The town of Downieville, California, situated at a fork of the Yuba River, about seventy-five miles northeast of Sacramento, began as one of the gold rush’s earliest mining camps. It quickly became a hub for miners in the region—a place where they could restock their provisions and find amusement away from the diggings. Gambling saloons, restaurants, hotels, and even a small theatre all occupied a single street, wedged between a steep mountain slope and the river. Like many parts of California during the latter half of the nineteenth century, the Downieville area became home to a population of Chinese immigrants. As the number of Chinese people on the Pacific coast increased, so did white Americans’ loathing for the “heathen race.” The Chinese Exclusion Act, passed in 1882, banned the immigration of Chinese laborers, and dozens of communities across the western United States expelled their Chinese residents. Yet Downieville’s Chinese quarter persisted, in spite of the turbulence. In August, while researching a book I am writing about Chinese exclusion, I visited the California Historical Society in San Francisco and encountered for the first time a small red ledger, dating back to the turn of the twentieth century, that recorded the names and faces of Downieville’s Chinese residents. Accounts of the lives of Chinese people who experienced the cruelties of this era are rare, so I was immediately drawn to the volume, but I also found myself stricken as I began paging through it.

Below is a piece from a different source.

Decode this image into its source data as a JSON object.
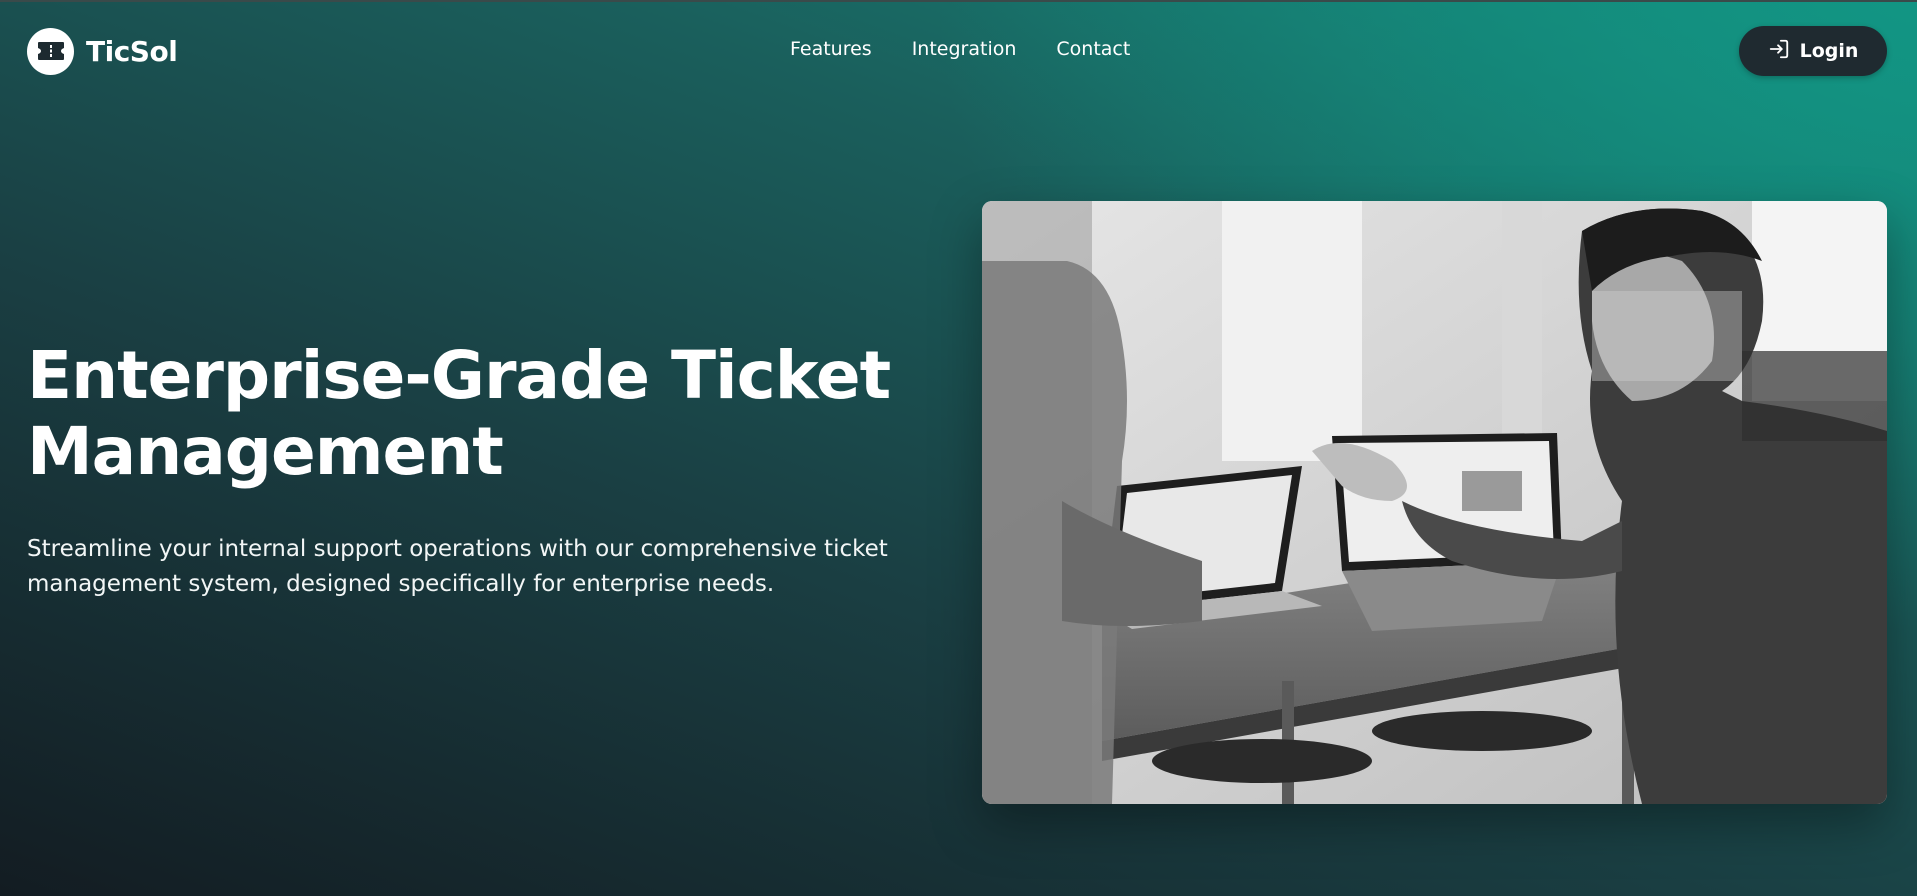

The ledger, which measures roughly eight inches long and five inches wide, belonged to John T. Mason, a constable in Downieville. The date on the first page is April 8, 1890, though some of the ledger’s notations seem to have been recorded earlier. Ephemera consume the first few pages: instructions for treating varicose veins, notes about a letter sent to a detective bureau in Cincinnati, a mailing address in Seattle for “Mrs. H. Libby,” a list of legal summonses served between 1889 and 1890. But the book’s real purpose starts to reveal itself on page 4, with a lengthy index of names and a note at the top that reads, “Chinese Photographed by DD Beatty at Downieville Feb 20th, 1894.” What follows is a collection of a hundred and seventy-six photographs of Chinese residents of Downieville and the surrounding area, pasted two to a page, accompanied by notations for each subject’s name, age, height, occupation, place of residence, and select physical characteristics: “little finger of right hand crooked,” “mole under right ear,” “pockmarked.”